Una donna di 47 anni è morta dopo 17 ore trascorse prima al pronto soccorso e poi nella terapia intensiva dell'ospedale di Arezzo.

E' stata anche sottoposta a un intervento chirurgico che si è rivelato inutile. Era arrivata in ospedale nella mattina di giovedì con forti dolori al ventre. La prima diagnosi, come hanno raccontato i familiari, è stata di pancreatite. "Una diagnosi sbagliata", secondo i parenti. Proprio la loro denuncia ha portato la procura ad aprire un fascicolo e a disporre l'autopsia che si terrà lunedì prossimo. A condurre le indagini il pm Laura Taddei.

A raccontare la dinamica è stato anche il consigliere comunale di Arezzo Angelo Rossi, cognato della donna: "Cinzia si sente male, ha delle coliche, nella notte di ieri e alle 8:30 decide quindi di recarsi al pronto soccorso del San Donato dove cominciano a somministrarle antidolorifici - ha scritto in un lungo post su Facebook - alle 11:00 le vengono fatti tutti gli esami inclusa una tac e le viene diagnosticata una pancreatite, di lì passa in giacenza per tutto il resto della giornata e alle 18:30 riceve le visite dei parenti che allarmati per le condizioni di Cinzia ricevono rassicurazioni dei medici che affermano la terranno in osservazione qualche giorno.

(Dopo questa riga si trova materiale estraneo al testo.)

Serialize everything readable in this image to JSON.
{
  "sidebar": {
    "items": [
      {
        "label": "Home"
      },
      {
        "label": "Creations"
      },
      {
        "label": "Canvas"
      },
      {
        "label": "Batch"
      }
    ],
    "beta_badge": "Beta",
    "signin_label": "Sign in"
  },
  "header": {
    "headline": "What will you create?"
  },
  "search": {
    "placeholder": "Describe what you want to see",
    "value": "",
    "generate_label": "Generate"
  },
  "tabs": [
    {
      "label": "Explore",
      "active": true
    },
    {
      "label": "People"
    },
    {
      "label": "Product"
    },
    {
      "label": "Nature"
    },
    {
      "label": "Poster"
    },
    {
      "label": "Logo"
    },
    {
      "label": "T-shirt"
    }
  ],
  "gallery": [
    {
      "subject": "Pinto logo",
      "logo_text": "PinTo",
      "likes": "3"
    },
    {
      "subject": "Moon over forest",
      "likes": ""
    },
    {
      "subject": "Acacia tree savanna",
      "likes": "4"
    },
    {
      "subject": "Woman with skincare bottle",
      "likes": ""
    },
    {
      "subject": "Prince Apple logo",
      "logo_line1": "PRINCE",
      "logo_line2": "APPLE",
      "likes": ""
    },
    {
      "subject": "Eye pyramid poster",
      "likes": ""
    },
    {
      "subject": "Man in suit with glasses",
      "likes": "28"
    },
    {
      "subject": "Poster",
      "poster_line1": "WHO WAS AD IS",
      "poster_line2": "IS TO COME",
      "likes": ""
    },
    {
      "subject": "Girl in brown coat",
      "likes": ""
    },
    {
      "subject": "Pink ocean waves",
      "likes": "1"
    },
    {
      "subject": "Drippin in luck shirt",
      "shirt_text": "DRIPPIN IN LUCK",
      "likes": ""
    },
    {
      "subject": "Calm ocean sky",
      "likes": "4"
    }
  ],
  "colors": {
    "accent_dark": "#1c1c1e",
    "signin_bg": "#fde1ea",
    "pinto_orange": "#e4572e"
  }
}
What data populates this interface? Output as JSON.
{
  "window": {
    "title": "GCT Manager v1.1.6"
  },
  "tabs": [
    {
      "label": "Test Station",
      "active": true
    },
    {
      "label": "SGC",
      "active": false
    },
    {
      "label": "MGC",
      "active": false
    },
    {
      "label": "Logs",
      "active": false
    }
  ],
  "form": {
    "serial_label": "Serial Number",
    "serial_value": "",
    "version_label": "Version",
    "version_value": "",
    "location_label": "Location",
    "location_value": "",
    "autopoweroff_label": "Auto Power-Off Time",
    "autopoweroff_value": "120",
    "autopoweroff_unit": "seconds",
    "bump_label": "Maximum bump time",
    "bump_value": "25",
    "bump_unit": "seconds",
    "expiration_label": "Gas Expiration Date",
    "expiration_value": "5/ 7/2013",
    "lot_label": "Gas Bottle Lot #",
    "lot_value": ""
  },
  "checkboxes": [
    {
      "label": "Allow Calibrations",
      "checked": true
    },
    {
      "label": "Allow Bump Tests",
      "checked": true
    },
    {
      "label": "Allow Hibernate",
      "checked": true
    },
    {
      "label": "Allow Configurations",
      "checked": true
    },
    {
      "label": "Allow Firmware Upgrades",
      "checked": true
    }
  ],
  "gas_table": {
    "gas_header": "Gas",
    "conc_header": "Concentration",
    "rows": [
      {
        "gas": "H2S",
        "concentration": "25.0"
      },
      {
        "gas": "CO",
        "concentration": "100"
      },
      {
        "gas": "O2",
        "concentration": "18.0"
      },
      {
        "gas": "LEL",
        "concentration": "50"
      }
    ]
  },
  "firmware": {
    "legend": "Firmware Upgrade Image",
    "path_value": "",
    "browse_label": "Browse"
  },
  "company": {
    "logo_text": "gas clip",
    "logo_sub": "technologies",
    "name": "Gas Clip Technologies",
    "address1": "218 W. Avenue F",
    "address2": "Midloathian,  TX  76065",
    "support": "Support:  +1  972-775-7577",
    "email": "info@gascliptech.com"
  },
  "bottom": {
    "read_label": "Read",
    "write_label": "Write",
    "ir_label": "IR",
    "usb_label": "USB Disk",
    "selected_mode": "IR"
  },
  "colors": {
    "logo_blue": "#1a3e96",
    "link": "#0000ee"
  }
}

Alle ore 20:00, solo un ora e mezzo dopo, Cinzia ha un arresto cardiaco e viene trasferita in rianimazione e dopo un ora riescono a farle ripartire il cuore, le fanno una nuova tac e tentano quindi una disperata operazione intorno alle 23:30. Solo quando la apriranno scopriranno il vero problema, l'intestino si era girato occludendo le arterie e portando oltre al collasso cardiocircolatorio anche la necrosi dell'intestino stesso. Al termine dell'operazione il chirurgo ci ha detto che casi come questo ne ha visti 2 in trent'anni, che sono in letteratura ma non fanno certo statistica, come a giustificare chi in precedenza non aveva preso adeguati provvedimenti perdendo ore fondamentali per la sua vita. Non ha fornito molte speranze ma l'ha lasciata aperta nel tentativo senza compressione di far riprendere l'intestino dalla

 necrosi e per evitare ulteriori collassi e se avesse superato la notte avrebbe provato a operarla in mattinata".

L'accertamento autoptico sul corpo della donna verrà eseguito dall'equipe di medicina legale dell'Università di Siena. Intanto la Asl Toscana Sud che aperto un'inchiesta interna su quando accaduto.  "Andremo fino in fondo alla ricerca della verità", ha detto il direttore generale della Asl Enrico Desideri.